Виктор Уиллис был, без сомнения, самым легко узнаваемым из шести знаменитостей на борту "Юниверс" — Флойд, отказывавшийся признать себя в их числе, иронически именовал остальных "знаменитой пятеркой". Эва Мерлин даже по Нью-Йорку гуляла неузнанной в тех редких случаях, когда покидала свою квартиру на Парк-авеню. Дмитрий Михайлович, к своему немалому огорчению, был ниже среднего роста на добрых десять сантиметров; возможно, именно этим объяснялось его пристрастие к оркестрам с тысячью исполнителей — живых или синтезированных, — что, однако, не делало его облик особенно известным широкой публике. Клиффорд Гринберг и Маргарет М'Бала тоже принадлежали к категории "знаменитых неизвестных", что, впрочем, несомненно изменится после их возвращения на Землю. Первый в мире человек, ступивший на поверхность Меркурия, оказался самым обычным мужчиной с приятным, незапоминающимся лицом; к тому же прошло больше тридцати лет после этой всемирной сенсации, когда его лицо не сходило с телевизионных экранов. А мисс М'Бала, подобно большинству авторов, уделявших мало внимания публичным выступлениям и раздаче автографов, вряд ли узнал бы ктонибудь из бесчисленных миллионов ее поклонников. Пришедшая к ней литературная слава была одной из сенсаций сороковых годов.

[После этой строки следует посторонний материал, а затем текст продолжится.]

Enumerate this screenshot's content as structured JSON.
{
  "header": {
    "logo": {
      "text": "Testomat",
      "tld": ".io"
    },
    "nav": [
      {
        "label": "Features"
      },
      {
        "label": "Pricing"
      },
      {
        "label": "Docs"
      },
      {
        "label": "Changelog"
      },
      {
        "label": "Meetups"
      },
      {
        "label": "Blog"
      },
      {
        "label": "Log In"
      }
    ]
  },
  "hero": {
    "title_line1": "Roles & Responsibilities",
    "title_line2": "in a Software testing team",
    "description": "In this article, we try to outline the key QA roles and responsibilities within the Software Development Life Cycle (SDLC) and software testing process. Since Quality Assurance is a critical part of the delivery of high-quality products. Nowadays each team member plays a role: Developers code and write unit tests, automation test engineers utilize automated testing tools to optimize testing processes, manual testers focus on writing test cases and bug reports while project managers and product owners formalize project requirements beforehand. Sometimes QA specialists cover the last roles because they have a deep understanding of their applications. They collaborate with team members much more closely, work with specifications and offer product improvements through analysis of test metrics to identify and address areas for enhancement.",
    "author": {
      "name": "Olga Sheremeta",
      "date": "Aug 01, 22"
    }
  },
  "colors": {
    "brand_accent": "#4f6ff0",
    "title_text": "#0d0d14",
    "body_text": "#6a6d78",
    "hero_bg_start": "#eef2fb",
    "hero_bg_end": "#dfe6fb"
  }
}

Научное исследование греческого Пантеона вряд ли могло претендовать на место в списке бестселлеров, однако воображение писательницы перенесло неистощимый запас вечных мифов Древней Греции в современный космический век. Имена, столетия назад известные лишь астрономам и тем, кто занимался изучением классической истории, были теперь в обиходе каждого образованного человека; почти ежедневно поступали новости с Ганимеда, Каллисто, Ио, Титана, Япета или даже менее заметных, затерянных в глубинах космоса миров вроде Карме, Пасифеи, Гипериона, Фебы…

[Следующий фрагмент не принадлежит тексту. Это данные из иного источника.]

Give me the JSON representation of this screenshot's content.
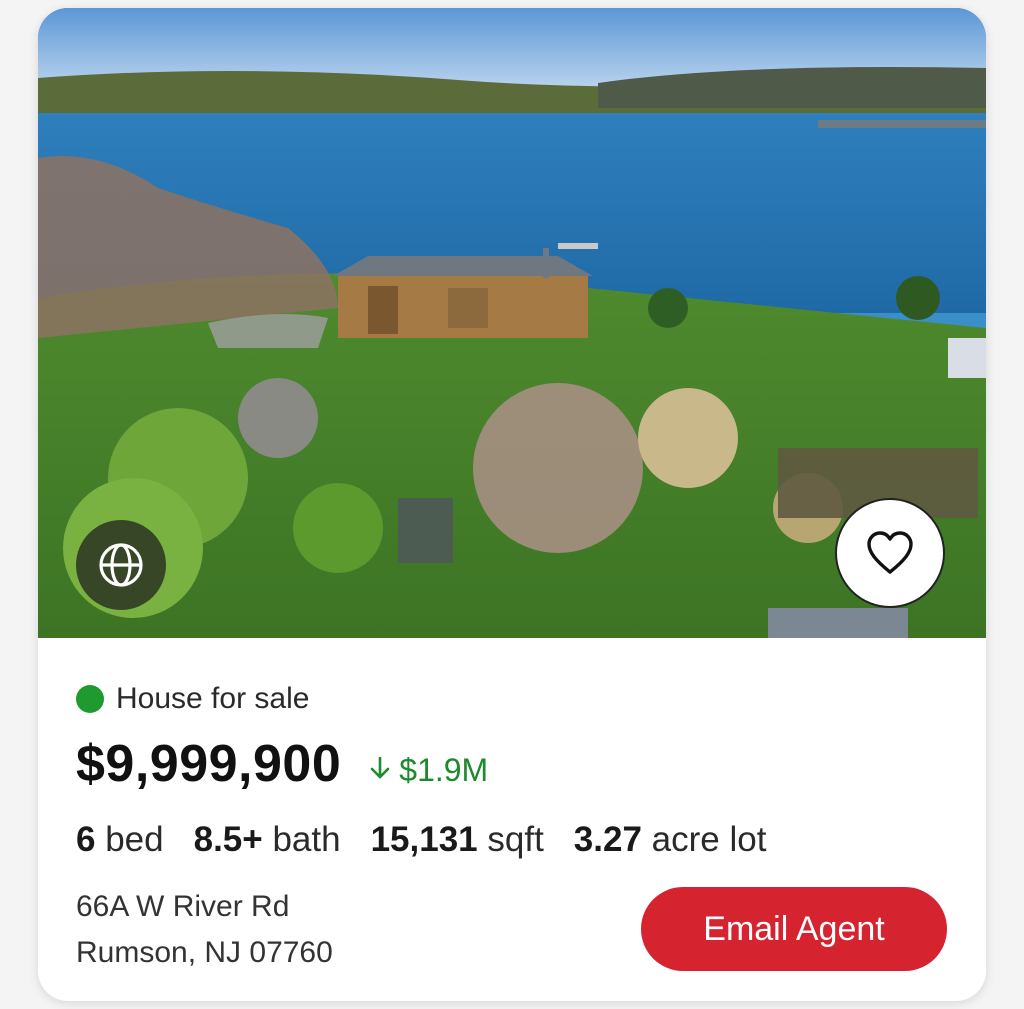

И все-таки ее книга стала бы всего лишь популярной, не более, если бы писательница не занялась изучением сложной и запутанной семейной жизни Юпитера — Зевса, отца богов. И тут на редактора нашло гениальное озарение: он изменил первоначальное название книги "Вид с Олимпа", данное автором, на "Страсти богов". Ученые авторитеты, пожираемые черной завистью, обычно называли книгу "Похотливые олимпийцы", но все они, без исключения, жалели, что не являются ее авторами. Неудивительно, что именно Мэгги М. — так сразу окрестили писательницу ее спутники — впервые упомянула выражение "Корабль дураков". Виктор Уиллис тут же подхватил его, мгновенно оценив остроумную связь с прошлым. Почти сто лет назад сама Кэтрин Энн Портер, автор знаменитого романа, вместе с группой ученых и писателей поднялась на борт океанского лайнера, чтобы наблюдать запуск "Аполло-17", ознаменовавший завершение первого этапа исследования Луны.

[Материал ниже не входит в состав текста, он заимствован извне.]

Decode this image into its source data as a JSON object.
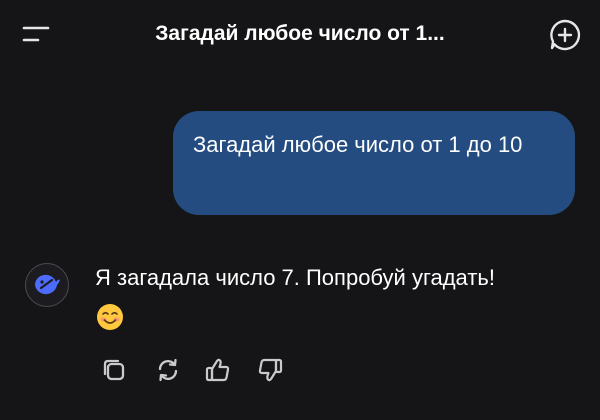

— В этом что-то есть, — многозначительно заметила мисс М'Бала, когда ей передали слова Уиллиса. — Может быть, стоит задуматься о третьем варианте. Разумеется, окончательное решения я приму после возвращения на Землю…
Глава 11 Обман
Прошло много месяцев, прежде чем Рольф Ван-дер-Берг снова получил возможность сосредоточить свои мысли и энергию на горе Зевс. Укрощение Ганимеда отнимало у него все силы и время, и он часто покидал свой кабинет на базе Дарданус на несколько недель, занимаясь изысканиями на трассе проектируемой монорельсовой дороги от Гильгамеша до Осириса. Географическая обстановка на третьей и самой большой из юпитерианских лун после вспышки Юпитера резко изменилась и продолжала меняться. Новое солнце, растопившее лед на Европе, не было здесь, на расстоянии в четыреста тысяч километров, таким жарким, но его лучи несли достаточно тепла, чтобы в центре той стороны, что была постоянно обращена к Люциферу, установился умеренный климат. Там находились мелкие небольшие моря размером со Средиземное на Земле, — простирающиеся до сорокаградусной широты к северу и югу. Мало что уцелело от поверхности Ганимеда, которую отражали карты, созданные в двадцатом веке по снимкам с "Вояджеров". Таяние вечной мерзлоты и происходящие время от времени тектонические*. — "c+la((, вызванные к жизни теми же приливными силами, что действовали и на двух внутренних лунах, превращали Ганимед в кошмар для картографов. Но именно эти факторы делали его раем для планетарных инженеров. Новый Ганимед был единственным миром, за исключением безводного и куда менее гостеприимного Марса, где люди когда-нибудь смогут ходить под открытым небом без скафандров или других средств защиты. Здесь было сколько угодно воды, все химические вещества, необходимые для жизни, и климат — по крайней мере пока над головой сиял Люцифер — теплее, чем на значительной части Земли.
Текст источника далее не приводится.